Actually, asking for just a tiny bit of code to solve a simple question can go a long way towards getting an idea of a dev's level.

I've recently auditioned a number of candidates for a job on a biggish site I'm leading dev on, and when tasked with something very basic like properly listing some nodes, most candidates, who all had over one year Drupal coding experience, did from one "error" per line to one error every other line. In most cases, code would have run, but did not correctly answer the question, did not use Drupal mechanisms, or introduced security weaknesses, often combining all three

The catch, of course, is that this applies only to prospective developers, and many site builders don't really need to develop.

________________________________________
De : consulting-bounces at drupal.org [consulting-bounces at drupal.org] de la part de Rian B [rizenb at gmail.com]
Date d'envoi : mardi 29 septembre 2009 07:47
À : A list for Drupal consultants and Drupal service/hosting providers
Objet : Re: [consulting] Drupal Certification

Sounds like we have enough good ideas in this thread to just do the thing better than any other certification program ever has. I just don't understand what you'd grade anyway.  Module familiarity? Theme dev? Module Dev?  I honestly question the possibility of even being able to grade a person's coding skills.  There are a lot of intangibles involved.

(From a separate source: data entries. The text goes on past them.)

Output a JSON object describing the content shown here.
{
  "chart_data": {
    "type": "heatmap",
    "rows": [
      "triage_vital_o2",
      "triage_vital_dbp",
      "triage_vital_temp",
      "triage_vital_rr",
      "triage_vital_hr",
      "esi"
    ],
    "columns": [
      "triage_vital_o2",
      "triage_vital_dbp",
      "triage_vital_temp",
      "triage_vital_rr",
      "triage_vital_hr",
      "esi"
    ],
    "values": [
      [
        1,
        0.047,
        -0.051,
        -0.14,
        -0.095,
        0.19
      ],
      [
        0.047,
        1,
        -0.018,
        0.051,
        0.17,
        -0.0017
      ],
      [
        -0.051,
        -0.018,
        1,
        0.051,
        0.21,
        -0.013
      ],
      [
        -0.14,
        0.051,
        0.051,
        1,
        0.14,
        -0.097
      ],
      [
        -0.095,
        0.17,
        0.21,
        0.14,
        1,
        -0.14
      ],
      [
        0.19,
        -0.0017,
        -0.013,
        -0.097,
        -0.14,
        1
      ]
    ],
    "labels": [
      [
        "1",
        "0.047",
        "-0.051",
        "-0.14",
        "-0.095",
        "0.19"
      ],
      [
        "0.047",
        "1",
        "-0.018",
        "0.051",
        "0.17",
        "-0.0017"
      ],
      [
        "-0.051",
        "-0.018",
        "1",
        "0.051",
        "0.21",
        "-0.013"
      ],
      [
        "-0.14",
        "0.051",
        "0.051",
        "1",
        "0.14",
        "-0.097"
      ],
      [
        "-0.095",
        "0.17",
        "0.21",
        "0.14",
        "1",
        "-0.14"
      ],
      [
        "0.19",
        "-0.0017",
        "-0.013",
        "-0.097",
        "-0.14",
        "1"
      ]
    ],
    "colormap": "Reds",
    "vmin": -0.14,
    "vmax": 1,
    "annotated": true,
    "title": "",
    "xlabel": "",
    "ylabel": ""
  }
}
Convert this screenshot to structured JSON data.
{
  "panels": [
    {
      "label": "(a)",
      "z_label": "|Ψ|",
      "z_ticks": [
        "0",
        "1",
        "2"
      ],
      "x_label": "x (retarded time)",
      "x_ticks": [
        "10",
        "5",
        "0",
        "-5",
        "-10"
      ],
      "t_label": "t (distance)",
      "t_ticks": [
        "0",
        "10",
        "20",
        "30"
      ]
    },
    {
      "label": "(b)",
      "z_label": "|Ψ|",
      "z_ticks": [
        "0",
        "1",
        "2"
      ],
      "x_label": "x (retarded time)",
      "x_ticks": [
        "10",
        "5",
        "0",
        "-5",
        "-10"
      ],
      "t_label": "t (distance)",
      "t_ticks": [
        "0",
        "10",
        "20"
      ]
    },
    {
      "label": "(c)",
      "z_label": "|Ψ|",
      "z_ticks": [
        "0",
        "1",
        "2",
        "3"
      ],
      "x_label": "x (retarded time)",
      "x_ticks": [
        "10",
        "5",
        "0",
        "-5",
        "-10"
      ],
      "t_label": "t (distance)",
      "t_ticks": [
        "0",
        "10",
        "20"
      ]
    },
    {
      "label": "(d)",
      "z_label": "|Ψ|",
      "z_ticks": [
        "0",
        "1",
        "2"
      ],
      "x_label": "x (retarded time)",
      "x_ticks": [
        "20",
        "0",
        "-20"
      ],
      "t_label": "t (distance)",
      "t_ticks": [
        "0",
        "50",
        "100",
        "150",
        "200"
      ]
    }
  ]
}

Variables too. Intangibles and Variables. Even some intangible variables.

Maybe a better idea would be a site specific validator type service? Using developers as judges of other developers sites?  That's taking drupal dev to a whole new level.

=P

On Wed, Aug 12, 2009 at 8:08 AM, Sheryl <gubydala at his.com<mailto:gubydala at his.com>> wrote:
Jeff Greenberg wrote:

> So with development, even though I give a nod to the fact that sooner or
> later there will be Drupal certification, I again question the value.
> You can assure a minimal amount of knowledge. Unlike being in the middle
> of a nursing day, a developer could easily look up the information, if
> ever needed, from the exam.

My objection to the sysadmin-oriented certification exams is much the same.

A few years ago I had a technical interview which IMO was much better than
anything I have seen in certification sample tests.  It was all about
problem solving.  Over an hour or two I was given some of the usual trivia
questions (which ports do SMTP, ssh and ftp run on, that sort of thing)
but the interesting part was being presented a number of scenarios and
asked about how I would go about tracking down the problem.  Some were
chosen specifically to put me unfamiliar situations.  For example, the
interviewer knew that I had MySQL experience but not Oracle.  He gave me a
long Oracle log from one of their real-life incidents that showed a
cascade of error messages and asked me where I'd start problem-solving.  I
speculated correctly that most of the errors were fallout from an apparent
login problem in the first page of output.

> I guess I'm saying that the difference between a low score and a high
> score on a certification exam for a software person is academic, and
> really doesn't speak to whether they can deal with clients, their specs,
> digesting their business need, or turning out a function let alone an
> app or site.

I agree.  It also doesn't speak to how long it took them to pick up the
skills you're testing them for or how long it would take them to learn
something new if there's a business need for that.